А еще позже был отголосок крымской жизни, когда у нас на голубятне возникла дама в большой черной шляпе, украшенной коктебельскими камнями. Они своей тяжестью клонили голову дамы то направо, то налево, но она держалась молодцом, выправляя равновесие.

Посетительница передала привет от Максимилиана Александровича и его акварели в подарок. На одной из них бисерным почерком Волошина было написано: „Первому, кто запечатлел душу русской усобицы"…

Посетила нас и сестра М.А. Варвара, изображенная им в романе „Белая гвардия" (Елена), а оттуда перекочевавшая в пьесу „Дни Турбиных". Это была миловидная женщина с тяжелой нижней челюстью. Держалась она, как разгневанная принцесса: она обиделась за своего мужа, обрисованного в отрицательном виде в романе под фамилией Тальберг. Не сказав со мной и двух слов, она уехала. М. А. был смущен…

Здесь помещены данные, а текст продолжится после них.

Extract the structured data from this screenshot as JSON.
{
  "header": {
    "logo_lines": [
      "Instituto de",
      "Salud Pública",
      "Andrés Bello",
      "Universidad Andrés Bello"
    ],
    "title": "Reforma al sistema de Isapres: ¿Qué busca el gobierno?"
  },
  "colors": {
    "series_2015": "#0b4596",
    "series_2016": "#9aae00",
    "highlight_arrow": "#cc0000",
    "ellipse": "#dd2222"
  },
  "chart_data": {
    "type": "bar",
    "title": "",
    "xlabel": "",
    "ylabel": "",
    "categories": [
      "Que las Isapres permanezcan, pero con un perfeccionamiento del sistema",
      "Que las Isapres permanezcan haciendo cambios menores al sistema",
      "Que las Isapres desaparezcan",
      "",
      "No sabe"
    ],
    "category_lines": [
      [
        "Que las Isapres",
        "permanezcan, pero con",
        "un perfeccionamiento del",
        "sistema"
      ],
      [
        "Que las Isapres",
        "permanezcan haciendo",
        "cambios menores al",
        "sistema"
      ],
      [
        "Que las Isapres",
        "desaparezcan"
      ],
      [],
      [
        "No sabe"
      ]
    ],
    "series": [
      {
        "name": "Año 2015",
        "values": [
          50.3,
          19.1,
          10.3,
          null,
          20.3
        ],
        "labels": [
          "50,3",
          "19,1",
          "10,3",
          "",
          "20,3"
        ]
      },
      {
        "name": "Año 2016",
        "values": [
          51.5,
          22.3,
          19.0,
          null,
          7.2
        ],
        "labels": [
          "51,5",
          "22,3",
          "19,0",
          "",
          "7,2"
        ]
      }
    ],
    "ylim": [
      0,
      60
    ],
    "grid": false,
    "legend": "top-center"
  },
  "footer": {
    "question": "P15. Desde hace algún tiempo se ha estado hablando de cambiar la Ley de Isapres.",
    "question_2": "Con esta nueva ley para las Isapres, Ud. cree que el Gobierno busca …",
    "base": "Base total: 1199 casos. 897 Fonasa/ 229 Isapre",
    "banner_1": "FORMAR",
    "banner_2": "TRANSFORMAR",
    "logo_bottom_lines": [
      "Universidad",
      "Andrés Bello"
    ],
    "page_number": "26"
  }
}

Вспоминаю одну из первых оплеух (потом их было без счета). В одном из своих писаний Виктор Шкловский выразился так: „А у ковра Булгаков". (Гамбургский счет. Л. 1928, стр. 5.) Поясню для тех, кто не знаком с этим выражением. Оно означает, что на арене „у ковра" представление ведет, развлекая публику, клоун.

Я никогда не забуду, как дрогнуло и побледнело лицо М. А. Выпад Шкловского тем более непонятен, что за несколько дней перед этим он обратился к Булгакову за врачебной консультацией. Конечно, полного иммунитета от оплеух и уколов выработать в себе было нельзя, но покрыться более толстой кожей, продубиться было просто необходимо, как покажет сама жизнь.

Между тем, работа над пьесой „Дни Турбиных" шла своим чередом. Этот период в жизни Михаила Афанасьевича можно назвать зарей его общения с Художественным театром. И, конечно, нельзя было предвидеть, что через какие-нибудь десять лет светлый роман с театром превратится в „Театральный роман". Был М.А. в то время упоен театром. И если Глинка говорил: „Музыка — душа моя!", то Булгаков мог сказать: „Театр — душа моя!"